First, I had a look at what the site would give me. Using “Inspect element” in Chrome, and turning on “Network” I found that I was able to see the requests that the flash movie was making to the back-end server (is this new? I’m not sure it used to do that). I’m not kidding, the entire thing is based on reasonably-well-structure XML data. So the content was there, it’s just they’d stuffed it behind an inaccessible SWF.
So I thought I’d poke it a bit, and wrote a little script that would increment from 00001 to 15000 and fire a bunch of ‘wget’ calls at the server to see if I could scrape all that XML down in some way. Turns out that after 100 requests, Apache Tomcat kicks in and stops that.
Next I tried the JSON API that I discovered that Sync were providing, but that didn’t have any of the images in it, and would have required me downloading a multi-gig file, sorting and making sense of the files and uploading back to S3. So that was out because of time constraints.
But then, I noticed that the CSV files provided did have filename fields. Hacking a few URLs that I found via Chrome’s inspect element feature, I found that I could construct a URL for an image hosted on the main site using values from the CSV file. Bingo.
So we were go. I knocked up my usual Ruby / MongoDB / Twitter Bootstrap / Padrino / JQuery setup as a new app and set about creating a little app that pulled in the CSV file as mongo documents. Surprisingly quickly (after a little bit of UTF8 conversion using iconv) I had a little app that showed some images on a screen.
Meanwhile Katy had found loads of great stuff in the archive and had been cross-referencing with Wikipedia to make sense of it. She was busy writing text for the home page and artists pages, and I set about making some kind of navigable way for viewing the archive.
I wanted a lovely experience for the app - it had to be a step up on usability and accessibility, but in an hour, what can you do? Turns out that Photoswipe is really easy to set up (I’ve used it on an Accenture project), once you know Twitter Bootstrap you can get something that works pretty well on an iPad, and using Compass I could style the layout pretty easily cross-browser.

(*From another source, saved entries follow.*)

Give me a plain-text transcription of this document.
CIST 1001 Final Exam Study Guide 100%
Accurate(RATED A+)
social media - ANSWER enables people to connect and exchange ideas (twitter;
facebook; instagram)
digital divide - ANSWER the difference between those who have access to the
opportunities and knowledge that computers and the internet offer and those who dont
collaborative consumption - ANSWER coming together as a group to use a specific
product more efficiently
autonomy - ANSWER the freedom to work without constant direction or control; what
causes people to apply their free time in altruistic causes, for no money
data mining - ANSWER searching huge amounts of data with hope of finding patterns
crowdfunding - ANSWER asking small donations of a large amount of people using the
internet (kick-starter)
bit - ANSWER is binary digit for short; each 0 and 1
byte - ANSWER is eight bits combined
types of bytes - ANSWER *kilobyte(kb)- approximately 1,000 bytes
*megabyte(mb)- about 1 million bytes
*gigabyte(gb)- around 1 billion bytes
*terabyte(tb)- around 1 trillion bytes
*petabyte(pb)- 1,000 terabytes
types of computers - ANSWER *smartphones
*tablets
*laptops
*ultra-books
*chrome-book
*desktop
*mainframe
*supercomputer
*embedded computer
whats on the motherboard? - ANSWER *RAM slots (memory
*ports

So we iterated, and deployed as we went, essentially making a change and then ‘git push heroku’ once it was set up.
It came together very quickly, and what was really crucial was the combination of someone playing ‘curator’ (Katy) and someone making the code (me) - I think there’s something in there that could work well for other hack days.
Sadly, when it came to demo time, for some reason the internet failed, and while there were people in the audience browsing the app on their laptops, our connection froze so we couldn’t show it.

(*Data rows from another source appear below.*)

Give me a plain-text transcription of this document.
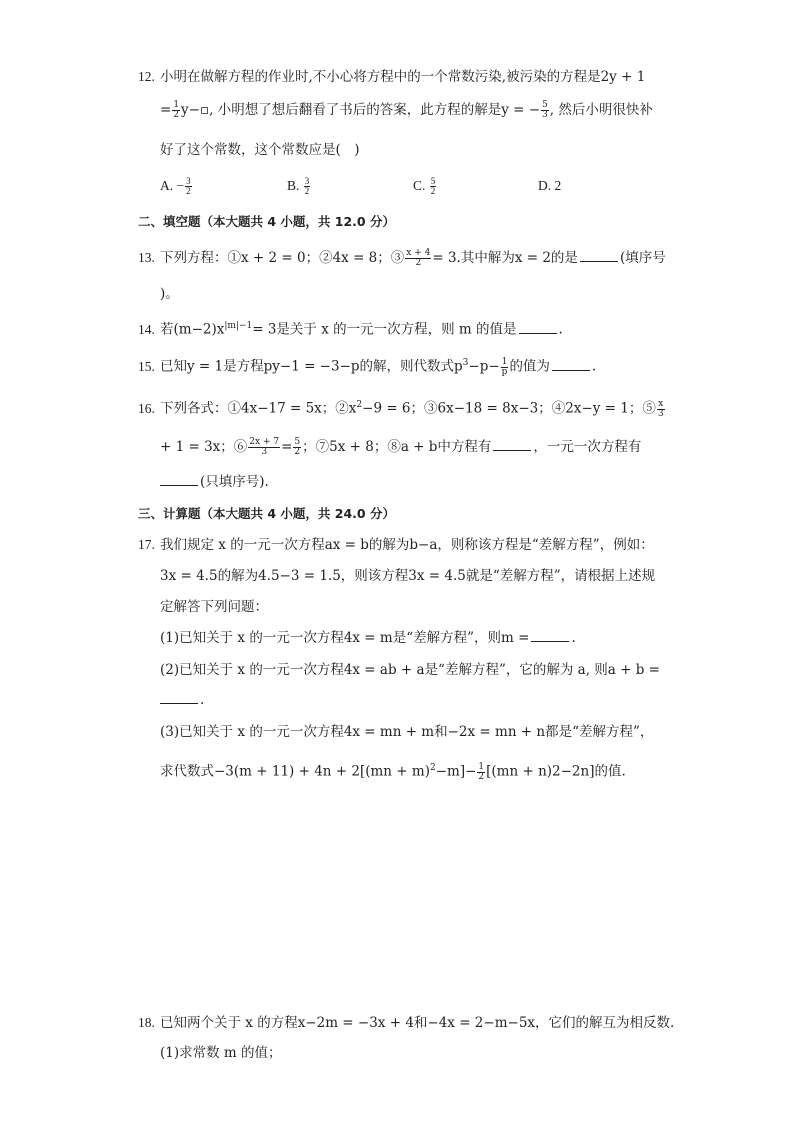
12. 小明在做解方程的作业时,不小心将方程中的一个常数污染,被污染的方程是2y + 1
= $\frac{1}{2}$ y−▫, 小明想了想后翻看了书后的答案，此方程的解是y = − $\frac{5}{3}$ , 然后小明很快补
好了这个常数，这个常数应是(　)
A. − $\frac{3}{2}$	B. $\frac{3}{2}$	C. $\frac{5}{2}$	D. 2
二、填空题（本大题共 4 小题，共 12.0 分）
13. 下列方程：①x + 2 = 0；②4x = 8；③ $\frac{x + 4}{2} = 3$.其中解为x = 2的是	(填序号
)。
14. 若$(m-2)x^{|m|-1}= 3$是关于 x 的一元一次方程，则 m 的值是	.
15. 已知y = 1是方程py−1 = −3−p的解，则代数式$p^3-p- \frac{1}{p}$ 的值为	.
16. 下列各式：①4x−17 = 5x；$②x^2-9 = 6$；③6x−18 = 8x−3；④2x−y = 1；⑤ $\frac{x}{3}$
+ 1 = 3x；⑥ $\frac{2x + 7}{3} = \frac{5}{2}$ ；⑦5x + 8；⑧a + b中方程有	，一元一次方程有
(只填序号).
三、计算题（本大题共 4 小题，共 24.0 分）
17. 我们规定 x 的一元一次方程ax = b的解为b−a，则称该方程是“差解方程”，例如：
3x = 4.5的解为4.5−3 = 1.5，则该方程3x = 4.5就是“差解方程”，请根据上述规
定解答下列问题：
(1)已知关于 x 的一元一次方程4x = m是“差解方程”，则m =	.
(2)已知关于 x 的一元一次方程4x = ab + a是“差解方程”，它的解为 a, 则a + b =
.
(3)已知关于 x 的一元一次方程4x = mn + m和−2x = mn + n都是“差解方程”，
求代数式$-3(m + 11) + 4n + 2[(mn + m)^2-m]- \frac{1}{2} [(mn + n)2-2n]$的值.
18. 已知两个关于 x 的方程x−2m = −3x + 4和−4x = 2−m−5x，它们的解互为相反数.
(1)求常数 m 的值；
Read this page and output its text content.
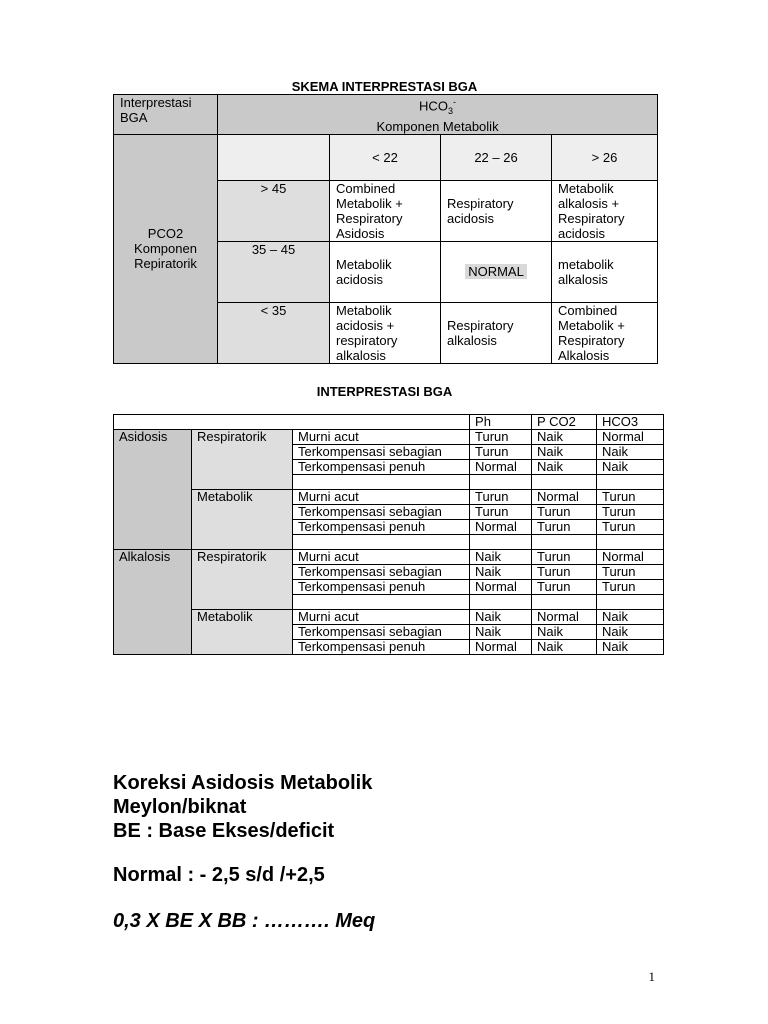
SKEMA INTERPRESTASI BGA
Interprestasi BGA	$HCO_3^-$
Komponen Metabolik			

PCO2 Komponen Repiratorik		< 22	22 – 26	> 26
	> 45	Combined Metabolik + Respiratory Asidosis	Respiratory acidosis	Metabolik alkalosis + Respiratory acidosis
	35 – 45	Metabolik acidosis	NORMAL	metabolik alkalosis
	< 35	Metabolik acidosis + respiratory alkalosis	Respiratory alkalosis	Combined Metabolik + Respiratory Alkalosis
INTERPRESTASI BGA
			Ph	P CO2	HCO3
Asidosis	Respiratorik	Murni acut	Turun	Naik	Normal
		Terkompensasi sebagian	Turun	Naik	Naik
		Terkompensasi penuh	Normal	Naik	Naik

	Metabolik	Murni acut	Turun	Normal	Turun
		Terkompensasi sebagian	Turun	Turun	Turun
		Terkompensasi penuh	Normal	Turun	Turun

Alkalosis	Respiratorik	Murni acut	Naik	Turun	Normal
		Terkompensasi sebagian	Naik	Turun	Turun
		Terkompensasi penuh	Normal	Turun	Turun

	Metabolik	Murni acut	Naik	Normal	Naik
		Terkompensasi sebagian	Naik	Naik	Naik
		Terkompensasi penuh	Normal	Naik	Naik
Koreksi Asidosis Metabolik
Meylon/biknat
BE : Base Ekses/deficit
Normal : - 2,5 s/d /+2,5
0,3 X BE X BB : ………. Meq
1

But that just means I got to polish a little bit on Sunday after the event!
So afterwards I added a bunch of nice features:
What I hoped to achieve with this isn’t “Oh that’s clever”, or “Flash is rubbish, use HTML5”, but to show that even with very limited time and resources you can experiment rapidly with what can be achieved just from the raw data, as long as it’s in a good-enough format.
But also, and mainly, to show that with an archive project, if you focus on the assets and units at hand (in this case, photographs) through a little story-telling and using a few best-practice ideas (permalinks, responsive design and so on) you can build something that can achieve the aims of your project in a simple, effective way - in this case, opening up the archive of one man’s unique experiences.
So, what’s next? I’m not sure - I doubt there’s any immediate budget anywhere to take this app forward, so I’ve open sourced it and it shall remain on Heroku under my account unless someone from one of the organisations involved wants to take it over. There’s tons that someone could do here - tracking artists through the archive, linking to other services, gathering photographs together into collections, mixing in DBPedia, adding Facebook graph and schema.org metadata, but for now that’s “Featureland”.
A fun hack, and I think we were all surprised that it’s actually possible to do that kind of thing so quickly with the free, open source tools available and a bit of experience using them.